When operands are not available, an instruction will spend extra cycles waiting in the instruction queue between its rename and issue stage. When an instruction is written back but some prior instructions have not done so, then the instruction will spend extra cycles waiting in the reorder buffer before it is committed.

1.0.2 This processor’s registers

The processor has 15 logical registers %r01 through %r15, but these are implemented using 64 physical registers and register renaming. We call the physical registers %x01 through %x64.

We will show instructions in a three-argument form like (regardless of whether register renaming has taken place):

add %r01, %r02 -> %r03

this indicates to add %r01 and %r02 and put the result into %r03.

Answer the questions on the answer sheet linked above.

1.1 Part 1: register renaming

Assume initially that %r01 is assigned to %x01, %r02 to %x02, and so on. Registers %x16 through %x63 are available for register renaming.

Rewrite the following instructions using the %x01 taking into account how register renaming might occur that would allow all of these instructions to be placed in the instruction queue at once:

add %r01, %r02 -> %r02  
add %r02, %r01 -> %r01  
imul %r02, %r03 -> %r03 
imul %r04, %r01 -> %r01
sub %r02, %r01 -> %r01  
add %r03, %r04 -> %r04  
movq 0x0(%r04) -> %r01  
imul %r01, %r03 -> %r03 
movq %r03, 0x0(%r01)-> 

Record your answer at the answer sheet linked above.

1.2 Part 2: instruction dispatch

Suppose the instruction queue for this processor contains the following instructions after renaming

 A. movq (%x05)-> %x16
 B. add %x05, %x08 -> %x18
 C. sub %x01, %x02 -> %x19
 D. imul %x16, %x02 -> %x20
 E. movq (%x06) -> %x21
 F. add %x19, %x08 -> %x22
 G. add %x21, %x18 -> %x23
 H. movq (%x22) -> %x24
 I. imul %x22, %x20 -> %x25
 J. movq %x25, (%x23) ->

Initially the value of registers %x01 through %x15 is available.

Complete the timeline to show how all the instructions can be issued and executed. (Assume there are no cases where loads and stores access the same or overlapping memory regions.)

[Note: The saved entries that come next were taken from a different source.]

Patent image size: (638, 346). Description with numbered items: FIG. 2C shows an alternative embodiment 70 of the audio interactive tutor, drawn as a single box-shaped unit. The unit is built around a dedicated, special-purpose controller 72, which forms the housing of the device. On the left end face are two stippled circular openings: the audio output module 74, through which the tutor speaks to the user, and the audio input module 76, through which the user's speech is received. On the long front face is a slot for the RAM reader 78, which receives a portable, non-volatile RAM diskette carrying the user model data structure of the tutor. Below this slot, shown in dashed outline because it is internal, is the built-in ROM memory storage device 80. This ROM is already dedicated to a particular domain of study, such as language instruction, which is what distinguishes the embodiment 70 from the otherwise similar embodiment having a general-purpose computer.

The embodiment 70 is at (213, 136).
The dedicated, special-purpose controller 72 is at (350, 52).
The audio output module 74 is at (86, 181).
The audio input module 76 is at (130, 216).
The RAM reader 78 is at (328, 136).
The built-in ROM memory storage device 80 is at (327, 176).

                cycle 1    2    3   4    5    6   7    8     9    10   11    12 
execution unit:       
arithmetic 1          B
arithmetic 2          C
memory stage 1        A
memory stage 2             A
memory stage 3                  A

Record your answer at the answer sheet linked above.

1.3 Part 3: pipeline diagram

Complete a pipeline diagram for the processor running the following instructions (shown in the form from before register renaming):

1. add %r02, %r01 -> %r01
2. add %r02, %r01 -> %r01
3. add %r02, %r03 -> %r03
4. add %r05, %r04 -> %r04
5. add %r04, %r05 -> %r05
6. add %r05, %r06 -> %r06
7. add %r02, %r03 -> %r03
8. add %r01, %r08 -> %r08

Identify the stages as:

Leave the specified stage blank when an instruction is not being processed in any of the above ways (such as when the instruction is in the instruction queue waiting to be issued or any cycles between when an instruction is written back and when it is committed).

The first three rows are:

1 F D R I E W C
2 F D R   I E W C
3   F D R I E W C

complete the remaining rows of the table at the answer sheet linked above.

You may assume that register values computed by previous instructions are available and that physical registers are free such that stages will not be delayed for missing previous register values or lack of available physical registers.